Die gekoppelte Analyse dieser beiden molekularen Indikatoren (Marker) bietet einen sehr hohen genetischen Informationsgehalt. Sie erlaubt die präzise Differenzierung von Populationen und ermöglicht Aussagen darüber, ob ein Individuum aus einer bestimmten Population stammt oder nicht Allerdings erfordert die SNPSTR-Technologie viel Aufwand im Labor und am Rechner und muss für jede Art einzeln etabliert werden. Daher beschränkt sich FOGS zunächst auf knapp 200 – hauptsächlich europäische – Wirbeltier-Arten, die für den illegalen Handel relevant sind. Ist die Technologie für diese Tierarten einmal entwickelt, werden Schnelltests die Anwendbarkeit in der Praxis erleichtern.

Die Ergebnisse werden in einer frei zugänglichen Online-Datenbank veröffentlicht.
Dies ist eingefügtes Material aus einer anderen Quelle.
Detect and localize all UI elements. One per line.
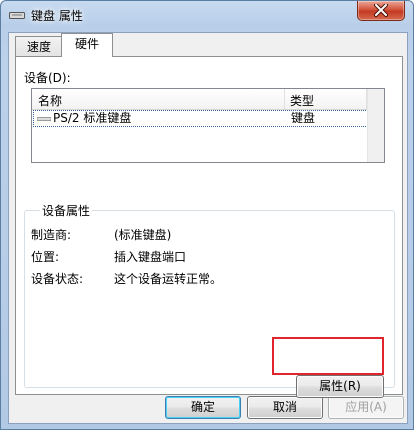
title-bar[interactable]: 键盘 属性: [1, 1, 413, 29]
devices-list[interactable]: 名称 类型 PS/2 标准键盘 键盘: [31, 88, 385, 163]
list-scrollbar[interactable]: [367, 89, 384, 162]
column-type[interactable]: 类型: [290, 92, 314, 109]
device-status-value: 这个设备运转正常。: [114, 272, 223, 286]
window-title: 键盘 属性: [31, 9, 83, 23]
close-icon: [374, 4, 388, 17]
column-divider[interactable]: [284, 89, 285, 109]
tab-hardware[interactable]: 硬件: [61, 33, 113, 57]
properties-button[interactable]: 属性(R): [296, 375, 384, 398]
manufacturer-value: (标准键盘): [114, 228, 172, 242]
list-header: 名称 类型: [32, 89, 384, 110]
keyboard-device-icon: [37, 117, 51, 121]
device-status-label: 设备状态:: [31, 272, 84, 286]
device-name: PS/2 标准键盘: [53, 111, 132, 125]
close-button[interactable]: [357, 1, 405, 21]
hardware-panel: 设备(D): 名称 类型 PS/2 标准键盘 键盘 设备属性 制造商: (标准键…: [15, 56, 403, 398]
properties-window: 键盘 属性 速度 硬件 设备(D): 名称 类型 PS/2 标准键盘 键盘 设备…: [0, 0, 414, 430]
column-name[interactable]: 名称: [38, 92, 62, 109]
manufacturer-label: 制造商:: [31, 228, 72, 242]
list-item[interactable]: PS/2 标准键盘 键盘: [33, 110, 368, 127]
keyboard-icon: [9, 12, 25, 19]
tab-speed[interactable]: 速度: [15, 36, 63, 57]
device-properties-group: [24, 210, 395, 388]
apply-button[interactable]: 应用(A): [328, 396, 404, 419]
ok-button[interactable]: 确定: [165, 396, 241, 419]
group-title: 设备属性: [40, 202, 93, 219]
location-label: 位置:: [31, 250, 60, 264]
device-type: 键盘: [291, 111, 316, 125]
devices-label: 设备(D):: [24, 71, 71, 85]
dialog-body: 速度 硬件 设备(D): 名称 类型 PS/2 标准键盘 键盘 设备属性 制造商…: [8, 32, 408, 424]
cancel-button[interactable]: 取消: [247, 396, 323, 419]
location-value: 插入键盘端口: [114, 250, 187, 264]
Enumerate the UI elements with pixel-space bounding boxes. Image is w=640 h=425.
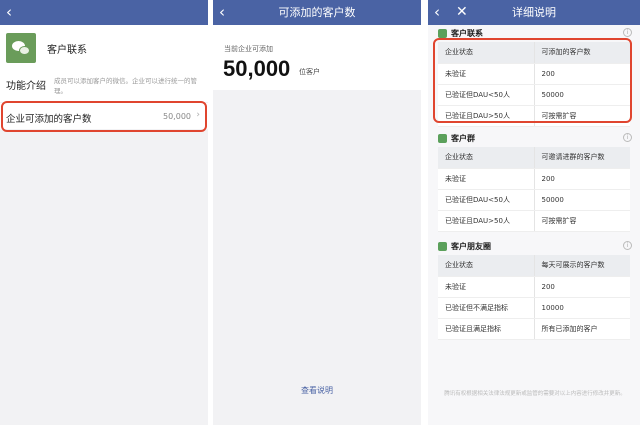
table-cell: 已验证且DAU>50人 — [438, 210, 534, 232]
page-title: 可添加的客户数 — [278, 6, 356, 19]
moments-table: 企业状态 每天可展示的客户数 未验证 200 已验证但不满足指标 10000 已… — [438, 255, 630, 340]
table-row: 已验证但DAU<50人 50000 — [438, 189, 630, 211]
chat-app-icon — [6, 33, 36, 63]
table-header: 企业状态 — [438, 147, 534, 169]
table-cell: 已验证且满足指标 — [438, 318, 534, 340]
app-header: 客户联系 — [0, 25, 208, 70]
customer-contact-panel: ‹ 客户联系 功能介绍 成员可以添加客户的微信。企业可以进行统一的管理。 企业可… — [0, 0, 208, 425]
table-header-row: 企业状态 可邀请进群的客户数 — [438, 147, 630, 169]
customer-group-table: 企业状态 可邀请进群的客户数 未验证 200 已验证但DAU<50人 50000… — [438, 147, 630, 232]
table-cell: 200 — [533, 276, 630, 298]
nav-bar: ‹ ✕ 详细说明 — [428, 0, 640, 25]
table-cell: 已验证但DAU<50人 — [438, 189, 534, 211]
customer-count-panel: ‹ 可添加的客户数 当前企业可添加 50,000 位客户 查看说明 — [213, 0, 421, 425]
table-row: 已验证但不满足指标 10000 — [438, 297, 630, 319]
table-cell: 已验证但不满足指标 — [438, 297, 534, 319]
info-icon[interactable]: i — [623, 28, 632, 37]
page-title: 详细说明 — [512, 6, 556, 19]
customer-count-value: 50,000 — [223, 56, 291, 81]
section-title: 客户群 — [451, 134, 475, 143]
moments-icon — [438, 242, 447, 251]
app-name: 客户联系 — [47, 45, 87, 56]
table-cell: 可按需扩容 — [533, 210, 630, 232]
info-icon[interactable]: i — [623, 133, 632, 142]
footer-disclaimer: 腾讯有权根据相关法律法规更新或监管的需要对以上内容进行修改并更新。 — [444, 391, 626, 397]
view-details-link[interactable]: 查看说明 — [213, 385, 421, 396]
table-row: 未验证 200 — [438, 276, 630, 298]
table-header: 每天可展示的客户数 — [533, 255, 630, 277]
feature-intro-row: 功能介绍 成员可以添加客户的微信。企业可以进行统一的管理。 — [0, 70, 208, 102]
table-cell: 50000 — [533, 189, 630, 211]
table-row: 未验证 200 — [438, 168, 630, 190]
table-cell: 未验证 — [438, 276, 534, 298]
info-icon[interactable]: i — [623, 241, 632, 250]
table-header: 可邀请进群的客户数 — [533, 147, 630, 169]
nav-bar: ‹ 可添加的客户数 — [213, 0, 421, 25]
feature-intro-description: 成员可以添加客户的微信。企业可以进行统一的管理。 — [54, 77, 197, 95]
table-row: 已验证且DAU>50人 可按需扩容 — [438, 210, 630, 232]
table-row: 已验证且满足指标 所有已添加的客户 — [438, 318, 630, 340]
section-customer-group: 客户群 i — [434, 132, 634, 146]
customer-contact-icon — [438, 29, 447, 38]
count-unit: 位客户 — [299, 68, 320, 76]
table-cell: 200 — [533, 168, 630, 190]
table-cell: 未验证 — [438, 168, 534, 190]
table-header-row: 企业状态 每天可展示的客户数 — [438, 255, 630, 277]
section-moments: 客户朋友圈 i — [434, 240, 634, 254]
highlight-box — [433, 38, 632, 123]
table-cell: 10000 — [533, 297, 630, 319]
customer-count-card: 当前企业可添加 50,000 位客户 — [213, 25, 421, 90]
count-caption: 当前企业可添加 — [224, 45, 273, 53]
feature-intro-label: 功能介绍 — [6, 81, 46, 92]
back-icon[interactable]: ‹ — [6, 3, 22, 21]
highlight-box — [1, 101, 207, 132]
nav-bar: ‹ — [0, 0, 208, 25]
section-title: 客户朋友圈 — [451, 242, 491, 251]
table-header: 企业状态 — [438, 255, 534, 277]
table-cell: 所有已添加的客户 — [533, 318, 630, 340]
customer-group-icon — [438, 134, 447, 143]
So können Behörden, Forschungseinrichtungen und Züchter die neu entwickelten SNPSTR-Markersysteme und Daten der analysierten Populationen nutzen. Damit werden Labore zukünftig routinemäßig Fragen zu Artzugehörigkeit, Elternschaft, Hybridstatus oder geographischer Herkunft beantworten können.

Das BMBF fördert das FOGS-Projekt im Rahmen der Forschungsinitiative zum Erhalt der Artenvielfalt  in den kommenden drei Jahren mit 1,5 Mio. Euro.